My friend John Baden of the Foundation for Research into Economics and the Environment reminds me that twenty years ago, the National Centre for Policy Analysis in Dallas commissioned a report on Environmental Myths and Realities. Nine of the ten myths focused on the consequences of consumer behaviour. The myths (and facts) included: Americans were especially wasteful (they weren't), packaging was bad (it isn't), recycling is always good (not always), biodegradable is best (not always), America's running out of landfill (twenty years on and it still isn't a problem), and we are running out of resources (er... we have more known oil reserves, for example, than we've ever had).

Twenty years ago, of course, most people were worried about the coming ice age and the population explosion. Today, it's warming, and population implosion – we in Europe are producing children at far less than the replacement rate, and on current trends the population of Russia will be down by a quarter come mid-century.

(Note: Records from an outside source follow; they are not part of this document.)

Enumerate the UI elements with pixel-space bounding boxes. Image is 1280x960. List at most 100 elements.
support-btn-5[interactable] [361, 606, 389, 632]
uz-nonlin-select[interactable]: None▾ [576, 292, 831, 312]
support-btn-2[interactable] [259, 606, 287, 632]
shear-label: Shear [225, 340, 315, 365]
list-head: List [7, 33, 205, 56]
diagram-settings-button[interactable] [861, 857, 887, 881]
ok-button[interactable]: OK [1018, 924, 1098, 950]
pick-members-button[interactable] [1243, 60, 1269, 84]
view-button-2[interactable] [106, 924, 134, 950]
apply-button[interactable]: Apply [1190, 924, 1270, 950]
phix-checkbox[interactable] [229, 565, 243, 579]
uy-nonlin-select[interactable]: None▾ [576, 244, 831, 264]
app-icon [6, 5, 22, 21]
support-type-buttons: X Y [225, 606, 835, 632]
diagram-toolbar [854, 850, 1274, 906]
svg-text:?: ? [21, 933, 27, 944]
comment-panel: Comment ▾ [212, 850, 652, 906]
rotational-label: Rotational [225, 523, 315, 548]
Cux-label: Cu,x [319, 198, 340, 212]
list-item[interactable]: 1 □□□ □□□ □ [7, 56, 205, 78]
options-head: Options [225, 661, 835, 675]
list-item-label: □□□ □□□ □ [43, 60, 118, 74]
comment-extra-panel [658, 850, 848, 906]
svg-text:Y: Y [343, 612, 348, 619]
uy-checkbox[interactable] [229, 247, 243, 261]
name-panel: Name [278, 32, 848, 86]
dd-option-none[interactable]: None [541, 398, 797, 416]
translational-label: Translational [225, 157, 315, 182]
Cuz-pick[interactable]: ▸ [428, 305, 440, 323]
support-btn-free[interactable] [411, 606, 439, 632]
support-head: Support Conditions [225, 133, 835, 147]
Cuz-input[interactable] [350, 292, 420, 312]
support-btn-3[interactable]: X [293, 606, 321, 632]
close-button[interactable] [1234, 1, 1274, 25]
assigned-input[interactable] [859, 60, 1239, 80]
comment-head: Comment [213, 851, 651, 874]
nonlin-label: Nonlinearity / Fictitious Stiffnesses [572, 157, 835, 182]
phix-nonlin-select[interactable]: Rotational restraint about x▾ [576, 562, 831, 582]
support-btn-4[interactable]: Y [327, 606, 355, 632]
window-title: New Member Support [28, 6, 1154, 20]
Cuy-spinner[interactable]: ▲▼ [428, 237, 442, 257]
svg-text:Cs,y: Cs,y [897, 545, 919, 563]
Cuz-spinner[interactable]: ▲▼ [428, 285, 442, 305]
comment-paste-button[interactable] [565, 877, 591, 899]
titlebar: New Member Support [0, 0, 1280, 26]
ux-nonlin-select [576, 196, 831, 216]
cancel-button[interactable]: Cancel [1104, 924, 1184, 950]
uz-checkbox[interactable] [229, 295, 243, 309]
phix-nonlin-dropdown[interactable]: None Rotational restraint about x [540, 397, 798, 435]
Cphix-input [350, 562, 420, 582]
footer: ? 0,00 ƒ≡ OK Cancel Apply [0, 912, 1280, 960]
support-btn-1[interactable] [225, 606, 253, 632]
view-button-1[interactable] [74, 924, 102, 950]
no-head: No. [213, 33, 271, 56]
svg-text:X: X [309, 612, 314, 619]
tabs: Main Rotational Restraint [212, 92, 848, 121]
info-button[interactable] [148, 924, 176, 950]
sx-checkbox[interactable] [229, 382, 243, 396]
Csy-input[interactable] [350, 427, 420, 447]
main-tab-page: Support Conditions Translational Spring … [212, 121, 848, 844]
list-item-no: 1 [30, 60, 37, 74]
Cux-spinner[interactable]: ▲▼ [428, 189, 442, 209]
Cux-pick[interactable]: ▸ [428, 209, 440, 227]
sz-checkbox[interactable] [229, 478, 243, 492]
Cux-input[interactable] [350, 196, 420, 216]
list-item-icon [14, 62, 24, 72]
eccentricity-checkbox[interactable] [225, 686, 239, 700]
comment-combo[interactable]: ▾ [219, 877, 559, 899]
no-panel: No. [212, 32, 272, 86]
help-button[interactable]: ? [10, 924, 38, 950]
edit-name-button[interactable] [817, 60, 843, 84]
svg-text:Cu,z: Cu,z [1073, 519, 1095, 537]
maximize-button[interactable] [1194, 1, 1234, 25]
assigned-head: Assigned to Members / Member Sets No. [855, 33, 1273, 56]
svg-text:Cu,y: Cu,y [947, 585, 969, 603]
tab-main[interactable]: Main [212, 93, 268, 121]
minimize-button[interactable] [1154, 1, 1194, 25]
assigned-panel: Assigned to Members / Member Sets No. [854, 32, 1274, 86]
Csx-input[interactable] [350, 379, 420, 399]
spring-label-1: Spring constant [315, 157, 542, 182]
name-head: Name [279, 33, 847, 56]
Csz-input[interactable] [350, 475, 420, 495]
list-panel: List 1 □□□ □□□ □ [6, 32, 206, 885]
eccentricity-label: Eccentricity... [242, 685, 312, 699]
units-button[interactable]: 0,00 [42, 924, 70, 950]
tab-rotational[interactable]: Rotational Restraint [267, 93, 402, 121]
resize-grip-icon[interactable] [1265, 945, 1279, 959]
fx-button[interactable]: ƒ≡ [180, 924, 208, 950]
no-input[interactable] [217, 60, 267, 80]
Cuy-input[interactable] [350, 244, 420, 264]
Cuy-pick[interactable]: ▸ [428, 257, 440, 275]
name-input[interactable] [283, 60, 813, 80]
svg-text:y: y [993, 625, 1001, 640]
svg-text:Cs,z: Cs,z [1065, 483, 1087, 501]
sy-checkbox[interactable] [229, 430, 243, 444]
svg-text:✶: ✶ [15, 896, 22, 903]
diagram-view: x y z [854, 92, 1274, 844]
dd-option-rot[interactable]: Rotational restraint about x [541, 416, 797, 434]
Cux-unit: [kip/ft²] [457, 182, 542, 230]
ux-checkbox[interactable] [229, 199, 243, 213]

One of the interesting thing about problems is that they change. And for those that remain, people find fixes to them. As Baden will tell you, you don't run out of material resources when property rights are secure and the market is permitted to work – fostering discovery, substitution and conservation. 'Scarcity,' he says, 'has never won a race against creativity when marketable commodities are at issue.' The stone age didn't end because we ran out of stone, enterprising people just found better things to make tools of. No, the real problem is when people, for idealistic reasons, undermine the market system. Then you find out what shortages and ecological disasters are.